RESULTS: A total of 372 patients were repatriated, with an increasing trend per year. Of these, 67% were male; the median age was 56 years. Forty-nine percent sustained an injury, and 13% had surgical and 38% medical pathologies. Patients with medical conditions were older than those with injuries or surgical emergencies (p <0.001). Seventy-three percent were repatriated from Europe.
For repatriation from Africa trauma was slightly more frequent (53%, n = 17) than illnesses, whereas for most other countries illnesses and trauma were equally distributed.
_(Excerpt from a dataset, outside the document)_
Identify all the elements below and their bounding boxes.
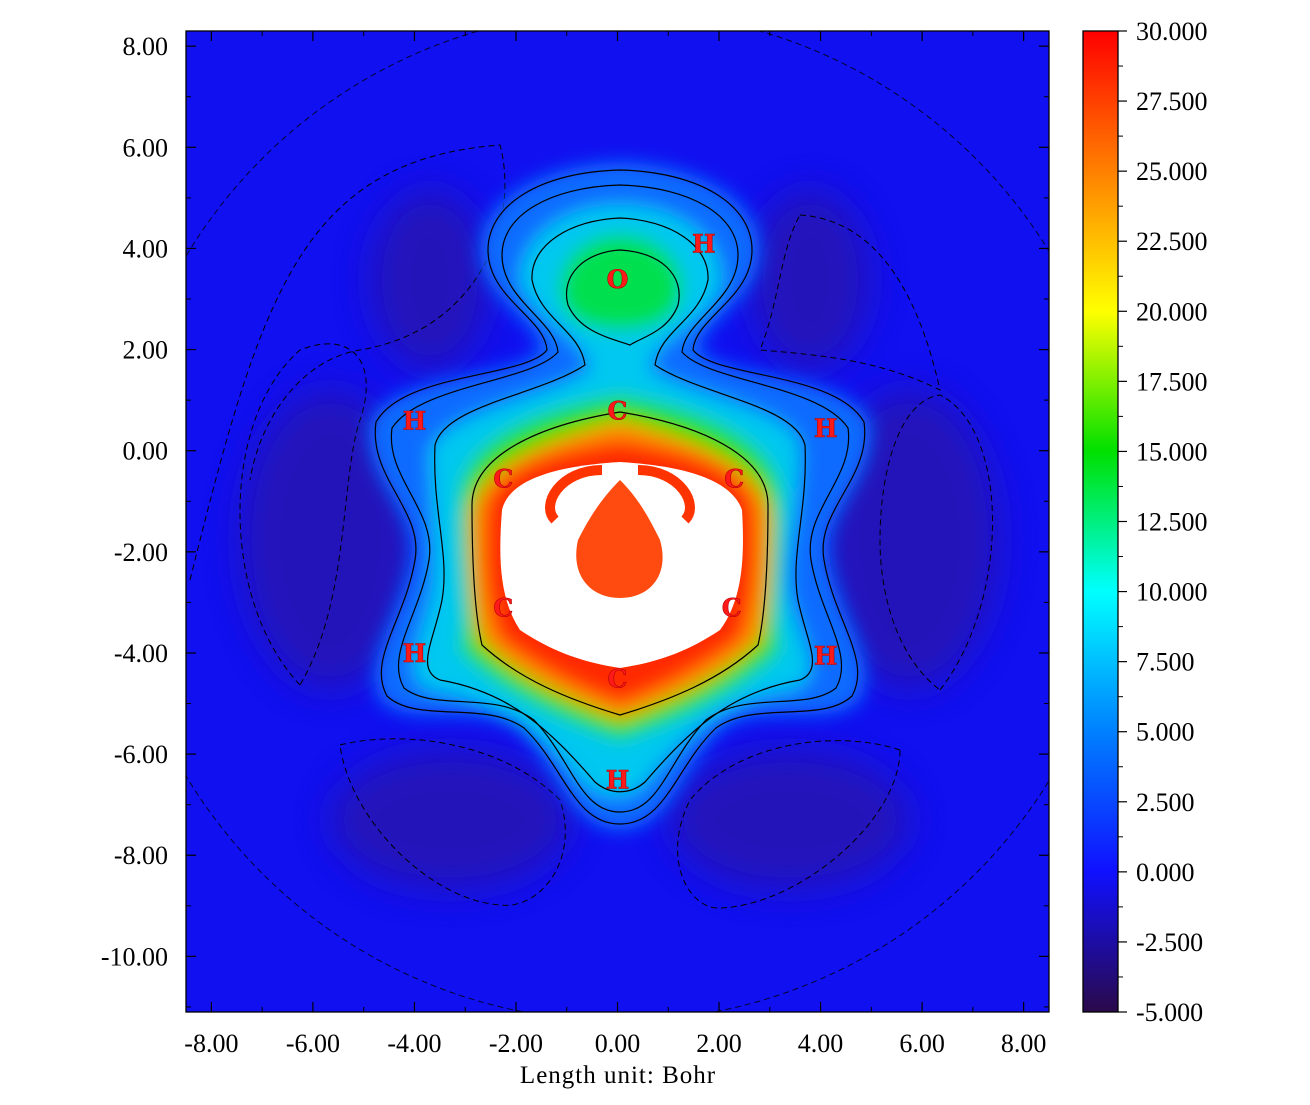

Injured patients had a median Injury Severity Score of 8. The majority of illnesses involved the nervous system (38%), mainly stroke.
Forty-five percent were repatriated by Swiss Air Ambulance, 26% by ground ambulance, 18% by scheduled flights with or without medical assistance and two patients injured near the Swiss boarder by helicopter. The 28-day mortality was 4%.
CONCLUSIONS: The numbers of travellers repatriated increased from 2000 to 2011. About half were due to illnesses and half due to injuries. The largest group were elderly Swiss nationals repatriated from European countries. As mortality is relatively high, special consideration to this group of patients is warranted.